The logic behind property cooling
THE property cooling measures adopted by Singapore from 2009 to last year - known to economists as "macroprudential measures" - were an essential complement to monetary policy and have succeeded in containing the property market bubble, according to Monetary Authority of Singapore managing director Ravi Menon.
However, they were introduced during a "highly unusual situation". Therefore, they will not be a permanent feature of policy and will be used only from time to time.
Mr Menon was speaking on Saturday at the inaugural Asian Monetary Policy Forum.
He pointed out that the global financial crisis of 2008 to 2009 forced central bankers to pay more attention to issues of financial stability. Before the crisis, their main focus was on macroeconomic stability - mainly inflation and output.
Mr Menon noted that traditional monetary policy measures, such as interest-rate increases, would not have been able to deal with the financial vulnerabilities that resulted from the massive expansion of global liquidity since 2008, which led to large capital inflows and rising asset prices in economies like Singapore.
Prices of private and public housing in Singapore rose more than 50 per cent from mid-2009 to the middle of last year, after which they stabilised. This followed eight rounds of property cooling measures which included:
Loan tenure caps of 35 years
Loan-to-value ratios of 80 per cent for the first property loan, 50 per cent for the second and 40 per cent for the third, for loan tenures of less than 30 years; and ratios of 60 per cent, 30 per cent and 20 per cent for first, second and third property loans respectively for loan tenures of more than 30 years.
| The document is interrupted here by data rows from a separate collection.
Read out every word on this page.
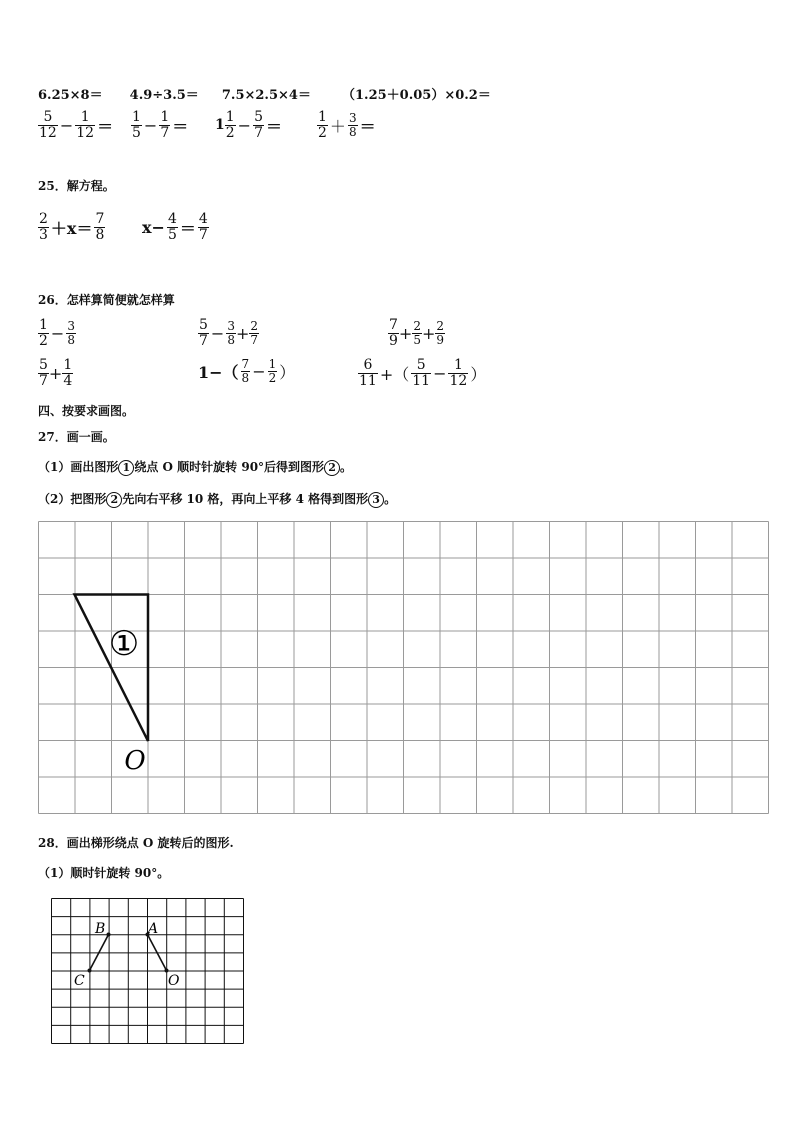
6.25×8＝ 4.9÷3.5＝ 7.5×2.5×4＝ （1.25＋0.05）×0.2＝
$\frac{5}{12} - \frac{1}{12} = \frac{1}{5} - \frac{1}{7} = 1 \frac{1}{2} - \frac{5}{7} = \frac{1}{2} + \frac{3}{8}$ ＝
25．解方程。
$\frac{2}{3} +x= \frac{7}{8} x- \frac{4}{5} = \frac{4}{7}$
26．怎样算简便就怎样算
$\frac{1}{2} - \frac{3}{8}$	$\frac{5}{7} - \frac{3}{8} + \frac{2}{7}$	$\frac{7}{9} + \frac{2}{5} + \frac{2}{9}$
$\frac{5}{7} + \frac{1}{4}$	$1-( \frac{7}{8} - \frac{1}{2}$ ）	$\frac{6}{11}$ +（ $\frac{5}{11} - \frac{1}{12}$ ）
四、按要求画图。
27．画一画。
（1）画出图形 1 绕点 O 顺时针旋转 90°后得到图形 2 。
（2）把图形 2 先向右平移 10 格，再向上平移 4 格得到图形 3 。
①
O
28．画出梯形绕点 O 旋转后的图形.
（1）顺时针旋转 90°。
B	A
C	O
A total debt-service ratio of 60 per cent on borrowers, taking into account all their debt obligations; and
Caps on banks' property-related exposure at 35 per cent of their total exposure.
Singapore was one of the pioneers in the use of such macroprudential measures, which were in fact first deployed here in 1996. Some of them have also been used by China, Hong Kong, South Korea and Malaysia.
Mr Menon explained that attempts to deal with property price run-ups using conventional monetary policy could have backfired.
"In fact, paradoxically, a central bank that tightens monetary policy to stem financial vulnerabilities could perversely attract more capital flows into the economy, resulting in stronger credit growth and rising asset prices," he pointed out.
Moreover, during a property boom, expectations of price appreciation may have a greater effect on property prices than interest rates. "Using monetary policy to prick a property bubble may require very sharp increases in interest rates to be effective. But this may have unintended spillovers on other parts of the economy."
He added that raising banks' capital requirements for property loans may also not be effective. In a booming market where banks compete, higher capital charges "do not translate into sufficiently higher lending rates that can restrain demand", he said.
Mr Menon pointed out that even macroprudential measures may not be enough to sufficiently contain loan growth or asset-price increases. That is why Singapore also adopted fiscal measures, such as stamp duties on property buyers and sellers.
"These are essentially transaction taxes that aim to curb the speculative flipping of properties," he explained.
While macroprudential measures should be an essential part of a central bank's toolkit, Mr Menon stressed that the focus on financial stability should not be overdone.
"I suspect that, when the dust has settled and more normal conditions return, monetary-policy regimes will not look drastically different from pre-crisis days," he said.